○ 前回少し触れましたが、今回は会社法449条1項についての「けち」です。449条1項では、資本金・準備金を減少する場合(減少する準備金の額の全部を資本金とする場合を除く。)、債権者は異議を述べることができるけれども、準備金のみ減少する場合であって、次のいずれにも該当するときは、この限りでないと定めています。即ち、債権者は異議を述べることが出来ない。従い、会社側としては債権者保護手続は不要ということですね。総会の決議だけで減少が出来るわけですね。
①号 定時株主総会において前条第一項各号(減少する準備金の額、全部・一部を資本金とするときは、その旨とその額、減少効力発生日)に掲げる事項を定めること。
②号 前条第一項第一号の額(減少する準備金の額)が前号の定時株主総会の日(439条前段に規定する場合にあっては、436条III項の承認があった日=会計監査人設置会社の場合は、取締役会承認のあった日)における欠損の額として法務省令で定める方法により算定される額を超えないこと。
○ これを受けて会社計算規則151条では、「法449I②に規定する法務省令で定める方法は、次に掲げる額(零、零から分配可能額を減じて得た額)のうちいずれか高い額をもって欠損の額とする方法とする。」というよく分からない規定をおいています。
● ここでの疑問点は以下です。
(1) 定時総会では何を決めるのでしょうか。会計監査人設置会社以外では、計算書類の承認・確定ですね。3月決算会社で言えば、6月中下旬に定時株主総会を開催して、3月末現在の欠損金の金額が記載されている計算書類が確定されます。定時株主総会の日における欠損の額ではありません。取締役会で計算書類を確定できる会社(会計監査人設置会社)でも同様ですね。前期の決算の確定を行います。

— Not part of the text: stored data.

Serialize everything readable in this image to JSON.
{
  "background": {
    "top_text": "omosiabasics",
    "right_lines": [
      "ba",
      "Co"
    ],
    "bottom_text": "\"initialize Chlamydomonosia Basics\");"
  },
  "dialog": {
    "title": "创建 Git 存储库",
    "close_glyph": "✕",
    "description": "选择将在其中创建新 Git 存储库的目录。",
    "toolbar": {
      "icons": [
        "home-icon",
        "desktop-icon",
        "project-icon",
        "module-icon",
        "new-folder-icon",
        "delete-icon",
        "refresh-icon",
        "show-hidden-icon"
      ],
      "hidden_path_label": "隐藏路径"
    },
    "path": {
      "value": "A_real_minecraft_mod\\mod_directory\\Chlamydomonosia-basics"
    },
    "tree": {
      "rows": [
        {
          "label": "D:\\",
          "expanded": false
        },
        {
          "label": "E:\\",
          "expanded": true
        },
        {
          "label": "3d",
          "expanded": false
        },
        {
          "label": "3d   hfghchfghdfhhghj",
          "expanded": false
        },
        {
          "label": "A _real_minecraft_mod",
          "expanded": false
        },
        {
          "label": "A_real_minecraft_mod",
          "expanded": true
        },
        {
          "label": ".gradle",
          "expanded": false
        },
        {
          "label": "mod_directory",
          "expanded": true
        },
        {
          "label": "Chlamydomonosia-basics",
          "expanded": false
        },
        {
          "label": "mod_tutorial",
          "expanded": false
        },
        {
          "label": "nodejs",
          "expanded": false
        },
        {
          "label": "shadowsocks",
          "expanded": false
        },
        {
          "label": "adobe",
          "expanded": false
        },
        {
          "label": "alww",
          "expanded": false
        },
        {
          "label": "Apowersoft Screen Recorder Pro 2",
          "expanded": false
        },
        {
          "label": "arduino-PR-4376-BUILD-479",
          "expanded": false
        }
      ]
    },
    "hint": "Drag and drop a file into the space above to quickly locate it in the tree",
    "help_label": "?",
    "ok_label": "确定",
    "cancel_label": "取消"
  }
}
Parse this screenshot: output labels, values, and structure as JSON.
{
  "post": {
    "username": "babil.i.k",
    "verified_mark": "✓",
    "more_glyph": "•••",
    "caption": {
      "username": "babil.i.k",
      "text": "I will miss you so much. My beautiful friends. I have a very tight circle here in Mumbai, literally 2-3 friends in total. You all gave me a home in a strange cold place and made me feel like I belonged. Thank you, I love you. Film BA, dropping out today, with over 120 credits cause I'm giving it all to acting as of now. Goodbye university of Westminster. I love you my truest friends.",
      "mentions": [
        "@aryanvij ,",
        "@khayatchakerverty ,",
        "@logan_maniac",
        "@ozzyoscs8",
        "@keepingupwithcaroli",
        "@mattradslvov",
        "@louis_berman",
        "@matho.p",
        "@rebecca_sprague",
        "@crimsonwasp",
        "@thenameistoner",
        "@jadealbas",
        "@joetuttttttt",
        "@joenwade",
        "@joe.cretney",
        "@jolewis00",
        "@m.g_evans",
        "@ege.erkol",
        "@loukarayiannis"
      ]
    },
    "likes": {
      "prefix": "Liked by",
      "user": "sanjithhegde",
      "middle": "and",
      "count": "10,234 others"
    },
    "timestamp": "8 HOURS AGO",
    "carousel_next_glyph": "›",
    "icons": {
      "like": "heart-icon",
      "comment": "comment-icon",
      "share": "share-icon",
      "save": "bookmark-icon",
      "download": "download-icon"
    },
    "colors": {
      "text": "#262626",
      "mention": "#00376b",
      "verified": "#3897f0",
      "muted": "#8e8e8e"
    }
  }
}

(2)定時株主総会の日(会計監査人設置会社の場合は、取締役会承認のあった日)に、その日(あるいは前日最終の)欠損の額は、分かりますか。例えば、3月31日の決算期に決算日における欠損の額はわかりますか?ということですね。分かる分けないでしょ。
どんなにコンピュータが発達しても3/31に全部入力して、同時に決算調整して、その日あるいは4/1朝一番に前日の決算数字を出すのは現実的には無理ですね。例えば4月1日に取引先からの3/31付の請求書なりが到着したりします。インプットは4/1にならざるを得ません。現状一番早い会社でも4月5日ぐらいでしょうか?
その日の欠損の金額がその日に分かるというのは、現在のところあり得ません。実務上殆ど不可能です。法律で、不可能な事書いて良いのですか?
(3)定時株主総会の日における欠損の額というのは、当然決算手続を経て決めるものですね。
ですから、定時総会で3月末の決算承認・確定をして、更に総会の日における臨時決算をするという意味でしょうか?それは、上記の通り現実的には無理ですね。
(4) 定時総会というのは、毎年一回しか行われません。当然ですね。3月決算会社は、通常6月に総会を行います。この総会では上記通り前期決算の承認・確定を行います。つまり、「定時株主総会の日における」という文言は、その日に決めないと、翌年の定時総会では、またその直前期の決算承認が行われるのです。つまり、この文言は、定時株主総会の日において欠損の額を決めて、その定時総会で決めない限り出来ないということですね。私に言わせれば、この規定は「何が言いたいねん!」ですね。削除した方が良いのではないですか。
全く不思議な文言です。まあ、実際は、定時総会の日では無く決算期の欠損金の額を準備金から減少する総会決議をしていますけどね。